2. Identifikasi Model:
● Menstasionerkan Data: Data dalam analisis deret waktu harus bersifat stasioner.
Kestasioneran dapat bersifat kuat atau lemah. Kestasioneran kuat berarti distribusi gabungan
data pada titik pengamatan tertentu sama dengan distribusi gabungan data pada ‘k’ titik
pengamatan sebelum atau sesudahnya sedangkan kestasioneran lemah artinya mean dan
kovariansi data konstan terhadap waktu dan hanya dipengaruhi lag waktu. Kestasioneran
data dapat dilihat secara visual dari plot fungsi autokorelasi (ACF) dan secara statistik
dengan Augmented Dickey-Fuller test (uji ADF). Jika data belum stasioner, perlu dilakukan
transformasi seperti dengan metode lognormal dan diferensiasi rataan.

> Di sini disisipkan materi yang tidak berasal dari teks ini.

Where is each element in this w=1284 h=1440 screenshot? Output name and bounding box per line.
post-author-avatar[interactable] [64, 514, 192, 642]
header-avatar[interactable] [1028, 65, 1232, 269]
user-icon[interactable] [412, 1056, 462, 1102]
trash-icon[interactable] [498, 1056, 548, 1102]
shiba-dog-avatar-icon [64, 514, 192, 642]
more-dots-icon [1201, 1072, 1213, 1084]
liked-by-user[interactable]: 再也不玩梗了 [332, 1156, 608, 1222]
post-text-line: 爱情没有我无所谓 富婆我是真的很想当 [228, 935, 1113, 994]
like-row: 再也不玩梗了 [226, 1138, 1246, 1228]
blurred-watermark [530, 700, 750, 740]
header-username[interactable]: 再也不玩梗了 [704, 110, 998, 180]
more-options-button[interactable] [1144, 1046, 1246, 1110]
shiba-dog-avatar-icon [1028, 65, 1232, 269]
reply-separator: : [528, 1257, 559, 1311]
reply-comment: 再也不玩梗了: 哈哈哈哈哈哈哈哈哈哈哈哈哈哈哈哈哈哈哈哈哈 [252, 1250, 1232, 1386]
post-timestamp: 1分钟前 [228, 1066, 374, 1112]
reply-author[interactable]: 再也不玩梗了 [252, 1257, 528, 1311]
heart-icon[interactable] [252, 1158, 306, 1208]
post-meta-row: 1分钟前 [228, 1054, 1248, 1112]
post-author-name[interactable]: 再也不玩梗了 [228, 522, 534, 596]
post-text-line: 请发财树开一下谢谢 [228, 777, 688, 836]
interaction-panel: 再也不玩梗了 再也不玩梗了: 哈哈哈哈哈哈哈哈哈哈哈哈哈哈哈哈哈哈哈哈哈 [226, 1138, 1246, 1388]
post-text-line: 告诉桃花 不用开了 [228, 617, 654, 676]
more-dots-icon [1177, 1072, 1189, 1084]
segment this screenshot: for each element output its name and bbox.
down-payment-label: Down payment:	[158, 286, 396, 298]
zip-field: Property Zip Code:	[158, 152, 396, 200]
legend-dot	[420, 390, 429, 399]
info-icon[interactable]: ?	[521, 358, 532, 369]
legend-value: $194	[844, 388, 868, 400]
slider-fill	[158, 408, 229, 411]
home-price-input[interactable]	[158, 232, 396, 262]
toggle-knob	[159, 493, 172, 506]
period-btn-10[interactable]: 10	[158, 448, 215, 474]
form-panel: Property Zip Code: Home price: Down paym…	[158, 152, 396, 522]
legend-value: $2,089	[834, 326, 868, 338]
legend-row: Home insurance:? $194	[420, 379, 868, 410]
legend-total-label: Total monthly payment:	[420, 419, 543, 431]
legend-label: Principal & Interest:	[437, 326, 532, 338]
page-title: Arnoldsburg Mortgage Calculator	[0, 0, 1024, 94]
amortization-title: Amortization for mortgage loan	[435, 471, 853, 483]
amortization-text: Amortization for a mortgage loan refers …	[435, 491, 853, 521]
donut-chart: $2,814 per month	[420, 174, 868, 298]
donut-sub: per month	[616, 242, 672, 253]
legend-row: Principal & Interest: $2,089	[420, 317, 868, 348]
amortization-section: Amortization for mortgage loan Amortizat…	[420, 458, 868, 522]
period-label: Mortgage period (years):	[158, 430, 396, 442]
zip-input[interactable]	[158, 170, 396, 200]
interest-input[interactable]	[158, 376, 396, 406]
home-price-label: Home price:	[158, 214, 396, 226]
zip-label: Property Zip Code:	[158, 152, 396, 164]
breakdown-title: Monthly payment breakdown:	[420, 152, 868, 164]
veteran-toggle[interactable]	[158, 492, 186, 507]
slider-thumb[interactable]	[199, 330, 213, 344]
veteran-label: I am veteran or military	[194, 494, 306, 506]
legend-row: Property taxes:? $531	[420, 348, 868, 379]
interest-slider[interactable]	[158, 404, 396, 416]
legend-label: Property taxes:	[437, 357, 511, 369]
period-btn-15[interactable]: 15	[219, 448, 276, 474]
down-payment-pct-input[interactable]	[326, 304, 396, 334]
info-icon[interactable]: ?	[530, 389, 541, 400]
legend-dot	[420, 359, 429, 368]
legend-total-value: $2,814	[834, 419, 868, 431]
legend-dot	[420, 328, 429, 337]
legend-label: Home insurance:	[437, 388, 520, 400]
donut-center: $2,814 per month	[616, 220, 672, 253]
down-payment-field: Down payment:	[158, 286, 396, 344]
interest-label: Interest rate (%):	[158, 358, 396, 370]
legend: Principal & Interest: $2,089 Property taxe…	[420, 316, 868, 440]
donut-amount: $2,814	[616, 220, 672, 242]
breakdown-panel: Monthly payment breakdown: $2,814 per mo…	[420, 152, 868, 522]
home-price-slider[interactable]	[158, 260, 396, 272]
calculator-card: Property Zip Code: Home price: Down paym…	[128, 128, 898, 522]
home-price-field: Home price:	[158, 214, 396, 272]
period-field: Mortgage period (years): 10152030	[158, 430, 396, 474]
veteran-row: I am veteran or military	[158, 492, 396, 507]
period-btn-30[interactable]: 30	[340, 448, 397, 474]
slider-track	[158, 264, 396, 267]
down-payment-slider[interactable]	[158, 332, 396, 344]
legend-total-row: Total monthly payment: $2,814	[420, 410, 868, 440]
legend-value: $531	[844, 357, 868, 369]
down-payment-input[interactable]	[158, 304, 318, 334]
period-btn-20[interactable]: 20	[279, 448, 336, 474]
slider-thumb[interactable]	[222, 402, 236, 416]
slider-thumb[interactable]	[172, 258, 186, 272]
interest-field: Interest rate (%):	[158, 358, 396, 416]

● Identifikasi Unsur Musiman: Jika terdapat unsur musiman dengan periode tertentu (atau data
memiliki pola perulangan tertentu), perlu dilakukan transformasi juga, seperti diferensiasi
musiman atau bahkan didiferensiasi secara biasa dan musiman.
● Pemilihan Model: Model yang akan diuji memiliki parameter tertentu yang dilihat dari plot
ACF (parameter q untuk unsur biasa dan Q untuk unsur musiman) dan ACF parsial (PACF;
parameter p untuk unsur biasa dan P untuk unsur musiman). Untuk metode regresi deret
waktu (ADL), parameter q tidak dilihat dari ACF, melainkan fungsi korelasi silang (CCF).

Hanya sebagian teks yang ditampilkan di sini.